Демидов так и не добился ничего, но это сообщение его сильно встревожило.
«Значит, „Путешествие из Петербурга в Москву“ и тут в списке ходит!» — подумал он с огорчением и решил поскорее уехать из Тулы.
Вечерами тоска усиливалась. С заходом солнца Тула замирала, обыватели отходили ко сну Круглая луна катилась над старым садом и заводским прудом Зеленый призрачный свет струился над городом, и казалось, что все строения, и косматые деревья, и сам Николай Никитич очутились вдруг на дне зеленого океана. Свежий воздух лился в окно и приносил первые запахи осеннего увядания.

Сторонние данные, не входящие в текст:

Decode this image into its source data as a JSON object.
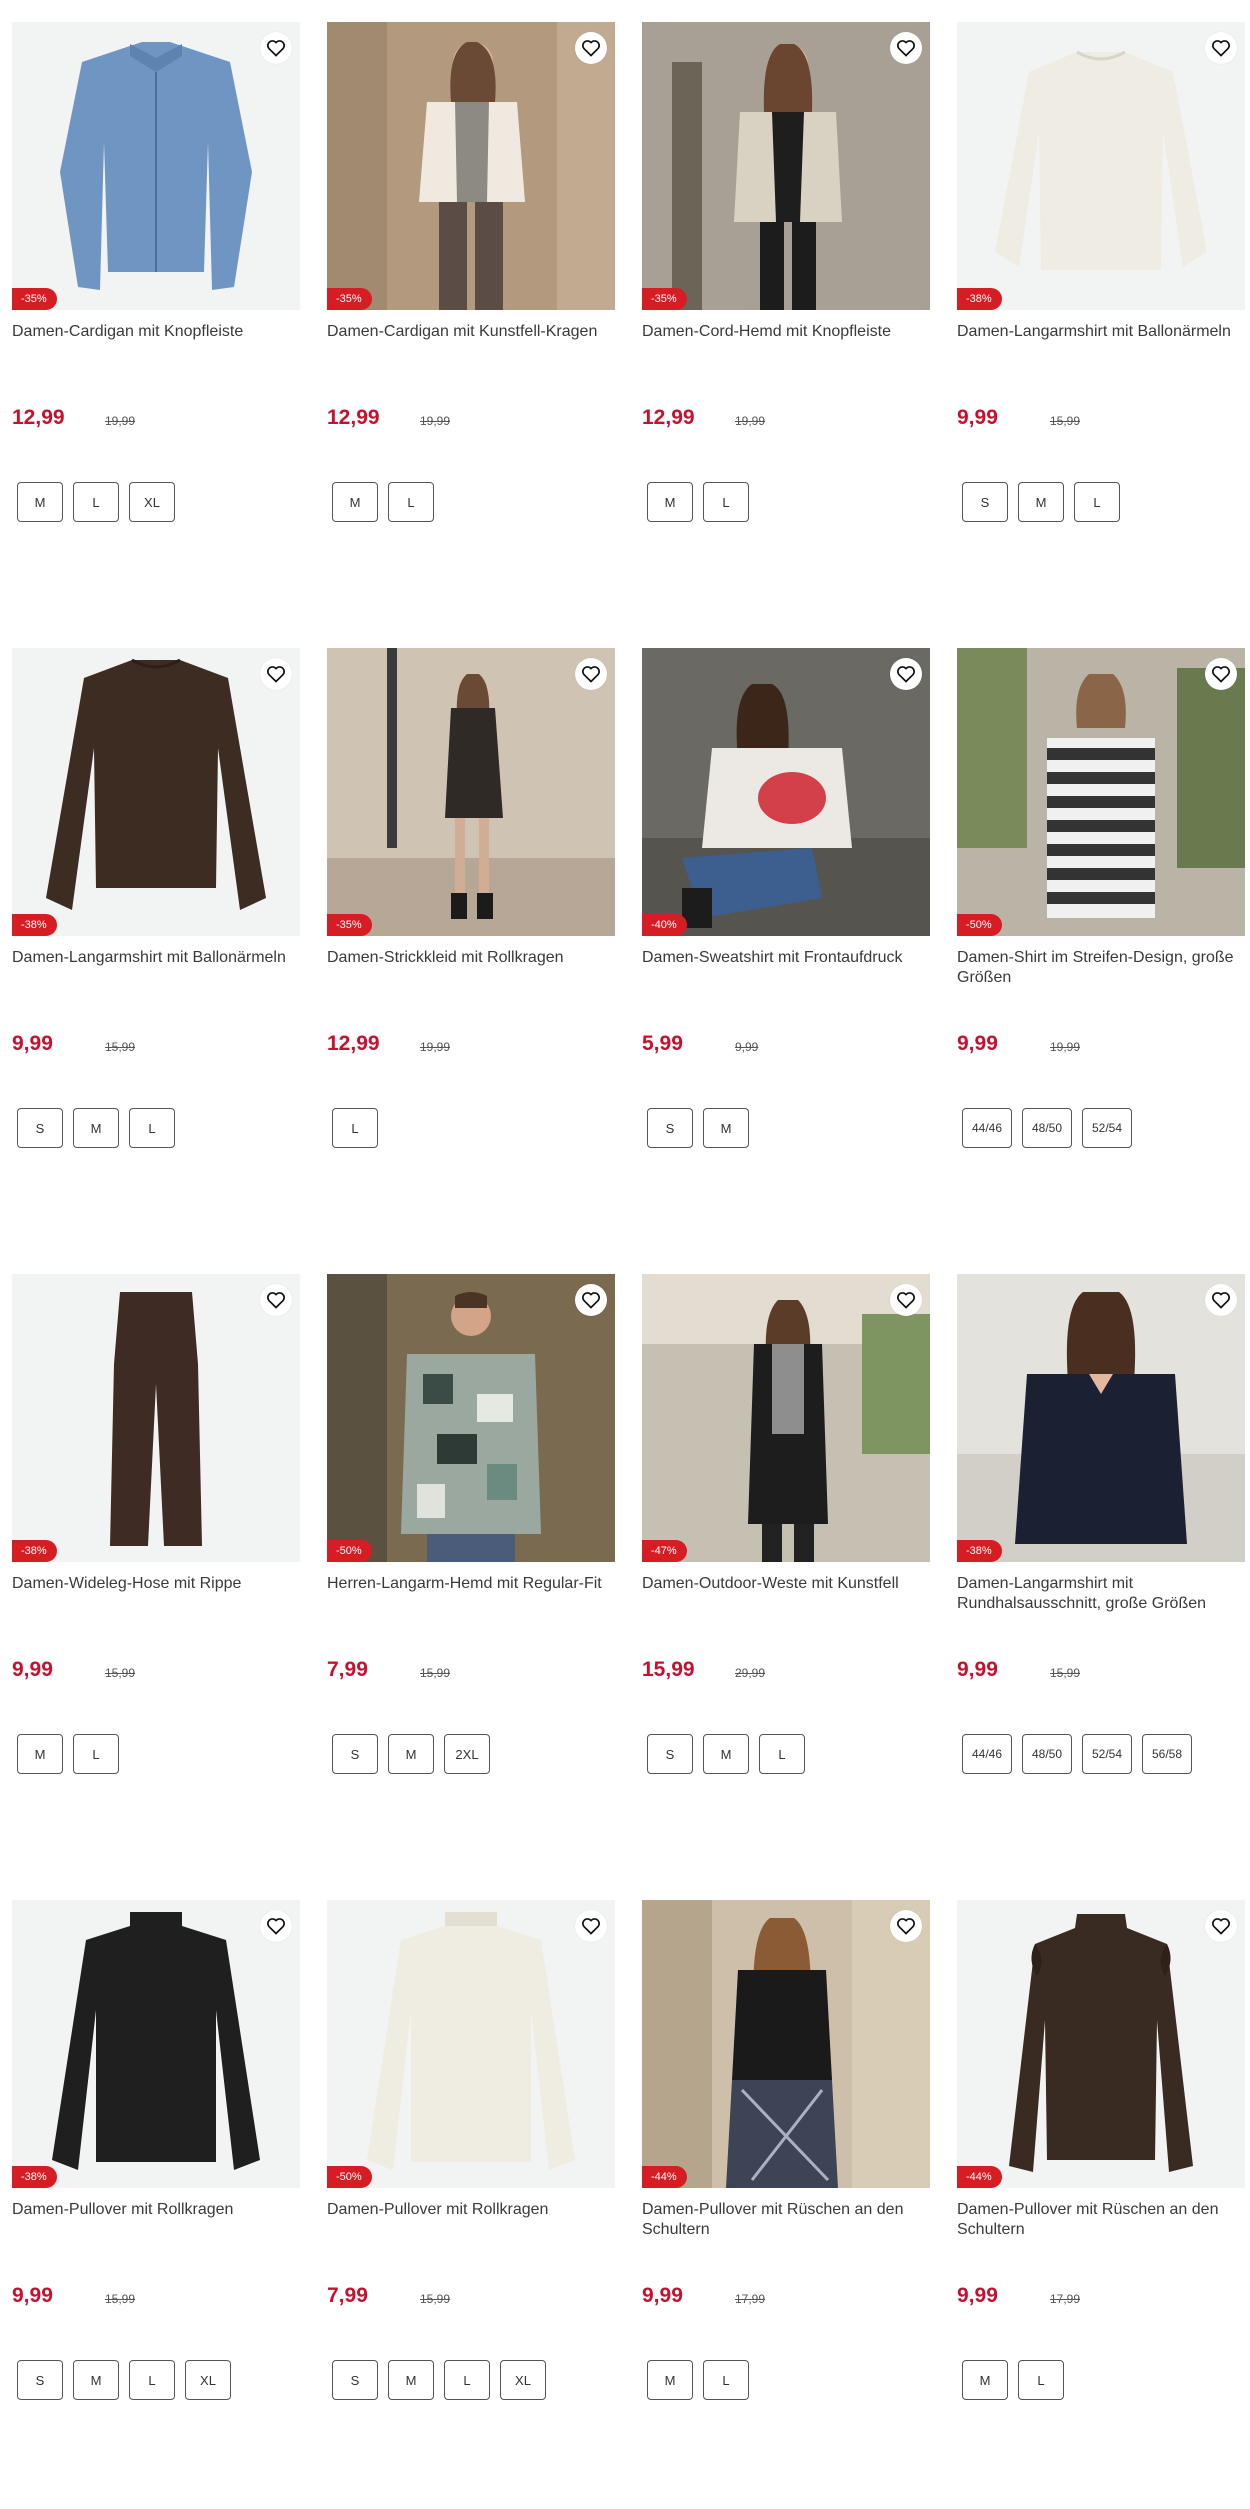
{
  "colors": {
    "price": "#c8102e",
    "badge": "#d61d23",
    "image_bg": "#f2f3f3"
  },
  "products": [
    {
      "title": "Damen-Cardigan mit Knopfleiste",
      "badge": "-35%",
      "price": "12,99",
      "old_price": "19,99",
      "sizes": [
        "M",
        "L",
        "XL"
      ],
      "image": "blue-cardigan",
      "favorite_icon": "heart-icon"
    },
    {
      "title": "Damen-Cardigan mit Kunstfell-Kragen",
      "badge": "-35%",
      "price": "12,99",
      "old_price": "19,99",
      "sizes": [
        "M",
        "L"
      ],
      "image": "woman-cream-fur-cardigan",
      "favorite_icon": "heart-icon"
    },
    {
      "title": "Damen-Cord-Hemd mit Knopfleiste",
      "badge": "-35%",
      "price": "12,99",
      "old_price": "19,99",
      "sizes": [
        "M",
        "L"
      ],
      "image": "woman-beige-cord-shirt",
      "favorite_icon": "heart-icon"
    },
    {
      "title": "Damen-Langarmshirt mit Ballonärmeln",
      "badge": "-38%",
      "price": "9,99",
      "old_price": "15,99",
      "sizes": [
        "S",
        "M",
        "L"
      ],
      "image": "cream-sweater",
      "favorite_icon": "heart-icon"
    },
    {
      "title": "Damen-Langarmshirt mit Ballonärmeln",
      "badge": "-38%",
      "price": "9,99",
      "old_price": "15,99",
      "sizes": [
        "S",
        "M",
        "L"
      ],
      "image": "brown-sweater",
      "favorite_icon": "heart-icon"
    },
    {
      "title": "Damen-Strickkleid mit Rollkragen",
      "badge": "-35%",
      "price": "12,99",
      "old_price": "19,99",
      "sizes": [
        "L"
      ],
      "image": "woman-knit-dress",
      "favorite_icon": "heart-icon"
    },
    {
      "title": "Damen-Sweatshirt mit Frontaufdruck",
      "badge": "-40%",
      "price": "5,99",
      "old_price": "9,99",
      "sizes": [
        "S",
        "M"
      ],
      "image": "woman-print-sweatshirt",
      "favorite_icon": "heart-icon"
    },
    {
      "title": "Damen-Shirt im Streifen-Design, große Größen",
      "badge": "-50%",
      "price": "9,99",
      "old_price": "19,99",
      "sizes": [
        "44/46",
        "48/50",
        "52/54"
      ],
      "image": "woman-striped-shirt",
      "favorite_icon": "heart-icon"
    },
    {
      "title": "Damen-Wideleg-Hose mit Rippe",
      "badge": "-38%",
      "price": "9,99",
      "old_price": "15,99",
      "sizes": [
        "M",
        "L"
      ],
      "image": "brown-pants",
      "favorite_icon": "heart-icon"
    },
    {
      "title": "Herren-Langarm-Hemd mit Regular-Fit",
      "badge": "-50%",
      "price": "7,99",
      "old_price": "15,99",
      "sizes": [
        "S",
        "M",
        "2XL"
      ],
      "image": "man-patterned-shirt",
      "favorite_icon": "heart-icon"
    },
    {
      "title": "Damen-Outdoor-Weste mit Kunstfell",
      "badge": "-47%",
      "price": "15,99",
      "old_price": "29,99",
      "sizes": [
        "S",
        "M",
        "L"
      ],
      "image": "woman-black-vest",
      "favorite_icon": "heart-icon"
    },
    {
      "title": "Damen-Langarmshirt mit Rundhalsausschnitt, große Größen",
      "badge": "-38%",
      "price": "9,99",
      "old_price": "15,99",
      "sizes": [
        "44/46",
        "48/50",
        "52/54",
        "56/58"
      ],
      "image": "woman-navy-blouse",
      "favorite_icon": "heart-icon"
    },
    {
      "title": "Damen-Pullover mit Rollkragen",
      "badge": "-38%",
      "price": "9,99",
      "old_price": "15,99",
      "sizes": [
        "S",
        "M",
        "L",
        "XL"
      ],
      "image": "black-turtleneck",
      "favorite_icon": "heart-icon"
    },
    {
      "title": "Damen-Pullover mit Rollkragen",
      "badge": "-50%",
      "price": "7,99",
      "old_price": "15,99",
      "sizes": [
        "S",
        "M",
        "L",
        "XL"
      ],
      "image": "cream-turtleneck",
      "favorite_icon": "heart-icon"
    },
    {
      "title": "Damen-Pullover mit Rüschen an den Schultern",
      "badge": "-44%",
      "price": "9,99",
      "old_price": "17,99",
      "sizes": [
        "M",
        "L"
      ],
      "image": "woman-black-ruffle-pullover",
      "favorite_icon": "heart-icon"
    },
    {
      "title": "Damen-Pullover mit Rüschen an den Schultern",
      "badge": "-44%",
      "price": "9,99",
      "old_price": "17,99",
      "sizes": [
        "M",
        "L"
      ],
      "image": "brown-ruffle-pullover",
      "favorite_icon": "heart-icon"
    }
  ]
}
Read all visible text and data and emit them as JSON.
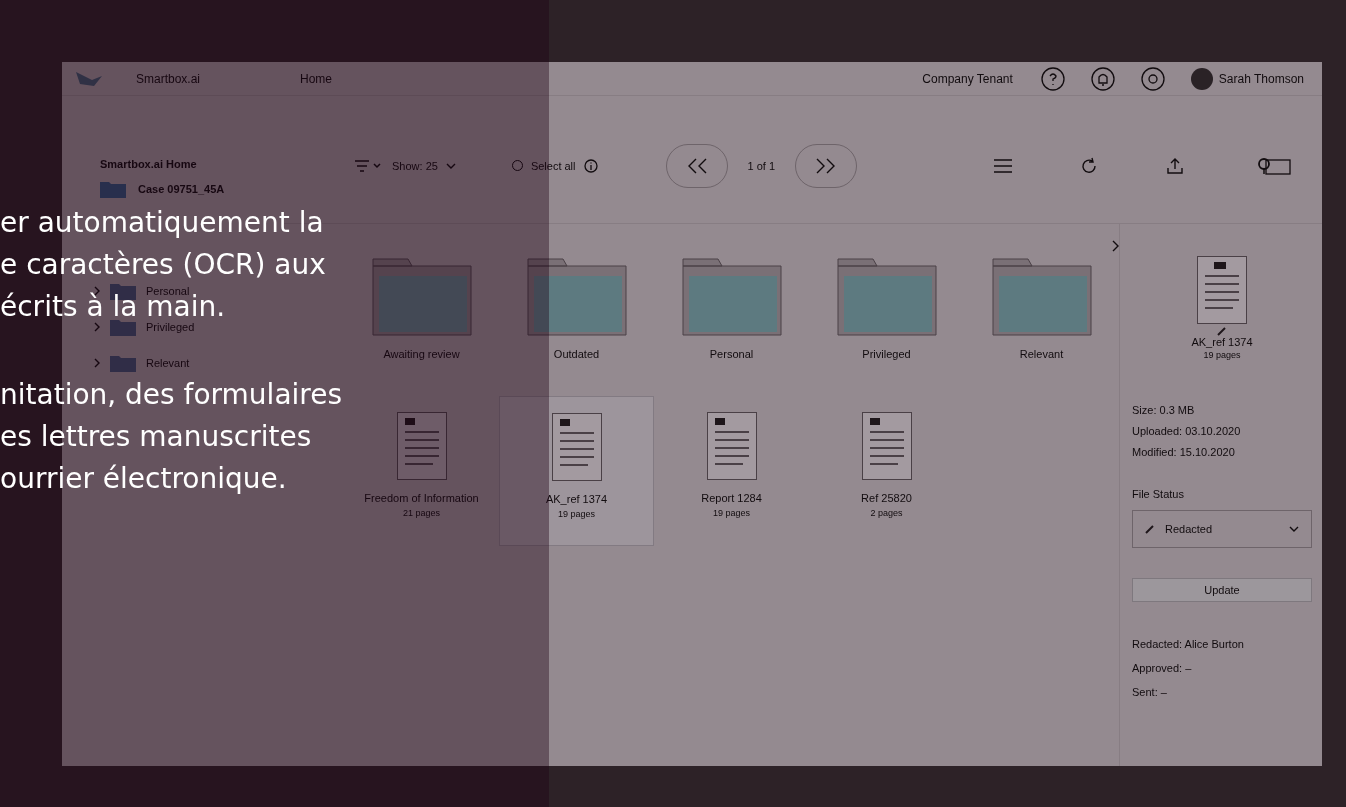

«Дальше, дальше отсюда! — с тоской думал молодой Демидов. — Полк генерала Шевина и без меня наведет тут порядок!»
3
Николай Никитич выехал в орловские степи, и перед ним распахнулись широкие синие просторы. С полудня подул мягкий, теплый ветер, напоенный запахом последних отцветающих трав. Дорога бежала к темно-синему окоему, пересекала сухие балки и светлые сосновые леса, разбросанные среди равнин по берегам рек. Демидов молча ехал в экипаже и наслаждался покоем. В полдень кони останавливались в тенистой рощице у ручья, и пока слуги готовили завтрак, Николай Никитич долго, растянувшись, лежал на теплой траве и следил, как высоко в небе тянули на юг журавли. Безмятежно проходило время, не было ни тревог, ни суеты. После приятной езды по степи он ночевал на станционных дворах, где меняли лошадей. И как хорошо спалось после долгого укачивания в экипаже! От возбуждающего ветра горело лицо, и сон приходил сразу, словно в теплый омут погружался Николай Никитич, и каждое пробуждение после такого сна приносило Демидову бодрящую радость. Хорошо утро на Орловщине, когда на востоке сквозь тьму начинает робко пробиваться бледно-розовая заря. Приходят минутки сладостного пробуждения природы, и вот вспыхивают первые трепетные лучи солнца и золотят верхушки деревьев. В утренней тишине раздается легкий свист крыльев: с дальнего озера проносится утиная стайка. Неожиданно из широкой балки прилетит ветерок и прошелестит в золотых листьях берез. Прекрасно осеннее утро в степи!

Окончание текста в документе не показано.